Science fiction author Rick Wilber is best known for writing about baseball, including a series of alternate history stories about real-life catcher-turned-spy Moe Berg. Wilber’s preoccupation with the game is understandable given his upbringing.
“My father was a major league baseball player,” Wilber says in Episode 412 of the Geek’s Guide to the Galaxy podcast. “Then he was a minor league manager—AAA manager—for many years. So I grew up in dugouts and clubhouses of major league teams through the 1950s into the ’60s.”
Baseball and fantasy are a natural fit, and many writers have combined the two, including Michael Bishop (Brittle Innings), Michael Chabon (Summerland), and W.P. Kinsella, whose 1982 novel Shoeless Joe was adapted into the movie Field of Dreams. But these days Wilber is probably the most prolific author of fantasy baseball stories.
“Maybe I’m wrong, but to the best of my knowledge, I’ve published more science fiction and fantasy baseball short fiction than anybody else,” he says.

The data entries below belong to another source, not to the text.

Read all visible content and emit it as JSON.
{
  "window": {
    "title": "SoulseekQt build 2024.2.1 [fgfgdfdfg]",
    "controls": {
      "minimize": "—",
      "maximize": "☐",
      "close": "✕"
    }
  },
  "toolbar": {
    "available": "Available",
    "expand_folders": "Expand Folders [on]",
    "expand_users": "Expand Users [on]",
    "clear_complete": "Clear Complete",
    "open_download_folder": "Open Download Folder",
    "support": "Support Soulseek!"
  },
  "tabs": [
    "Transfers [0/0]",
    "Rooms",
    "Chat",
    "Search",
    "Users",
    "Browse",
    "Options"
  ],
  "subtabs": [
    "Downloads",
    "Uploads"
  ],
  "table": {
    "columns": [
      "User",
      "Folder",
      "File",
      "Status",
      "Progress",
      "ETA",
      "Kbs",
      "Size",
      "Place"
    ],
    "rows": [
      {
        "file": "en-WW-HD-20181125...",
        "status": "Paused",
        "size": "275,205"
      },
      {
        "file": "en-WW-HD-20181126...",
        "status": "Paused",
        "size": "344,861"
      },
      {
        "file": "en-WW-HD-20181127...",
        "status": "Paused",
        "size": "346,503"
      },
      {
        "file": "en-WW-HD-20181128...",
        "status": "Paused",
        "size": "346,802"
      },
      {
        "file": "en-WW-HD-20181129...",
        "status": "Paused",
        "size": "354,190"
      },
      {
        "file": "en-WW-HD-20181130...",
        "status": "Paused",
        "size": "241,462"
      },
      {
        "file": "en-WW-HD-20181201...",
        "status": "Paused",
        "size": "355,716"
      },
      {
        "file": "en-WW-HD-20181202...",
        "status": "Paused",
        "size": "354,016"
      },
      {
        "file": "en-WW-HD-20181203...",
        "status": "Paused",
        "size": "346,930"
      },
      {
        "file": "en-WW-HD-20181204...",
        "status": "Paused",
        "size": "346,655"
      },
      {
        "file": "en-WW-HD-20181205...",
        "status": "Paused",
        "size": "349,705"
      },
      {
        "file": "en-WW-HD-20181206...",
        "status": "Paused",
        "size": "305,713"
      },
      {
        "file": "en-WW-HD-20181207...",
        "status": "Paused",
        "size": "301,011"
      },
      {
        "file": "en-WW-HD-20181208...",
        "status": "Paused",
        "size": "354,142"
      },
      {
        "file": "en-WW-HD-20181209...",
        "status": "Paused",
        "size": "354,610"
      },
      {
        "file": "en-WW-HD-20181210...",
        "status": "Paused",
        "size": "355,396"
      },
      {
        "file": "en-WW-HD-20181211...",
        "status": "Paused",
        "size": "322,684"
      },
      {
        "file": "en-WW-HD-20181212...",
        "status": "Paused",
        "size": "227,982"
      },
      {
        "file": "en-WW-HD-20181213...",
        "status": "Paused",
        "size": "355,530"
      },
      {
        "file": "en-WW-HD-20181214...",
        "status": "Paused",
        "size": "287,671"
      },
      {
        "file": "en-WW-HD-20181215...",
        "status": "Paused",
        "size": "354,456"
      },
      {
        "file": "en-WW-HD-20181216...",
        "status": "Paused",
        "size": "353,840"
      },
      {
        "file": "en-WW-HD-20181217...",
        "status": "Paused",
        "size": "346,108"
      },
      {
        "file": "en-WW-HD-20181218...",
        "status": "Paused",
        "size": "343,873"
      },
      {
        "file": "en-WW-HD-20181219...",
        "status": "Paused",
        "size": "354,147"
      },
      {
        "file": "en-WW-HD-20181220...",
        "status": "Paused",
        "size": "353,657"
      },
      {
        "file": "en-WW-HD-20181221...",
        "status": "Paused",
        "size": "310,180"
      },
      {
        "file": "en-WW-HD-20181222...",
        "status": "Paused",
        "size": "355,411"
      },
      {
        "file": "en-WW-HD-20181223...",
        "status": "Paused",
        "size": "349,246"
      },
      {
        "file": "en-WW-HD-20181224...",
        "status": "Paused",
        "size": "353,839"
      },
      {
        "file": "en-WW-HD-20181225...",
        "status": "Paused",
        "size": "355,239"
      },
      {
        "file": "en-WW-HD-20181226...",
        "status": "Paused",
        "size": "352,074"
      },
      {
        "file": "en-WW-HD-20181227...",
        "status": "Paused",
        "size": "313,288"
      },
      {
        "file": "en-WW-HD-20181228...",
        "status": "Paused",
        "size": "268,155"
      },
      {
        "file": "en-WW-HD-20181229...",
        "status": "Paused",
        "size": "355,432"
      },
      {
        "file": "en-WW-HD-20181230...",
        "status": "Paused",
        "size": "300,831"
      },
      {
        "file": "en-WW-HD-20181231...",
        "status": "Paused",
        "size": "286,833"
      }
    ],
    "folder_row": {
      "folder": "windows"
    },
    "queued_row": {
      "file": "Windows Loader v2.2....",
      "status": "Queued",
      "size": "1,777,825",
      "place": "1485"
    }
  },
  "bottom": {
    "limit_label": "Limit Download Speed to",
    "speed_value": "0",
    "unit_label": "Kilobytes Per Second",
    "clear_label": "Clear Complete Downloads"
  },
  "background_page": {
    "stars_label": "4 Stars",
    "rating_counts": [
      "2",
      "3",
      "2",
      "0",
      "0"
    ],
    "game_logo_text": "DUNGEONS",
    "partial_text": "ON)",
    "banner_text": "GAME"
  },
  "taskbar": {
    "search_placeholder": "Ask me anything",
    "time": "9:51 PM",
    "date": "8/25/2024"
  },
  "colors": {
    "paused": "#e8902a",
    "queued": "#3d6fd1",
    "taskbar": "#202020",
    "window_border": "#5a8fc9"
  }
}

Fantasy and science fiction readers aren’t known for being the biggest sports fans, so Wilber’s baseball stories aren’t always beloved by his intended audience. “I don’t know how many people in the science fiction community, among readers, really enjoy baseball stories,” he says. “I’ve had reviewers start their review by saying ‘I loathe baseball,’ so you know the review is sort of going south after that.”
But Wilber, undeterred, intends to keep on writing fantasy baseball stories for many years to come.
“In 1999 I had a collection of my baseball stories called Where Garagiola Waits,” he says. “I think maybe it’s time to do another collection of the baseball stories.”
Listen to the complete interview with Rick Wilber in Episode 412 of Geek’s Guide to the Galaxy (above). And check out some highlights from the discussion below.
Rick Wilber on his story “War Bride”:
“Soldiers fall in love—or they fall in lust—and then they have to leave people behind, and I thought, ‘That’s kind of a tragic story.’ And then I began to think, ‘What if that happened to Earth?’ And I just made it sort of a more global—or even galactic—story. I wanted to turn things on their ear, in terms of gender issues, so I had it be a guy, and a basketball player, and he’s successful, but he’s also the lover of an alien. … He’s had a good life with this alien, but now a much more aggressive alien race is coming, and wants to boot out the nice guys and take over, and they’re going to wipe out Earth while doing that. So the nice aliens are leaving, and a few very lucky people get to go with them. If you think of the United States in the Vietnam War, you’ll see all sorts of parallels there as well.”
Rick Wilber on Moe Berg:
“[My story] ‘Something Real’ features Moe Berg, a very famous baseball catcher in the 1930s and 1940s, who became a spy for the OSS—the American secret service—during the war. He was a brilliant guy who spoke at least seven, and maybe 12, languages, most of them European languages, so he made for a very good spy, and he had a very successful career as a spy. The story that I tell an alternate history version of in this collection is based on a real story. Moe Berg was sent to neutral Switzerland in 1944 to listen to a speech by the head of the German A-bomb program, Werner Heisenberg, and Moe was there with a gun, and if he thought Heisenberg hinted that the Germans were close to building an atomic bomb, Moe’s job was to assassinate him.”
Rick Wilber on the Dell Award:
“The first time I met [Michael Bishop] was at the World Fantasy Convention in Pine Mountain, Georgia in 1992. Pine Mountain is where Michael Bishop lives, so at that conference I actually played one-on-one with Michael Bishop on his outdoor court—we played basketball together. And Sheila Williams and I, over breakfast one day—my wife was there as well—we were just talking about how we should try to start something that got young people—college people—interested in writing science fiction and fantasy. And we sort of conjured up this award, and by 1994 we were starting the award, and many, many terrific writers and editors have gotten a leg-up on their careers, we think, by being finalists or winning the Dell Award.”
Rick Wilber on college:
“I had a creative writing teacher where all I wanted to write was science fiction and all he wanted to ban was science fiction, so we did not get along. As the years went by, I did meet a couple of people on the English faculty—they did not teach creative writing, unfortunately—who liked fantasy, mainly because of Tolkien, and they allowed me to get my master’s from the English department at Southern Illinois University at Edwardsville. Dickie Spurgeon and Roberta Bosse, I cite their names all the time, because they made it OK. They said to the rest of the faculty it was OK. And I did a master’s thesis on Robert Heinlein, which was the first science fiction master’s thesis. It was terrifying, I’ve got to tell you, it was so much pressure.”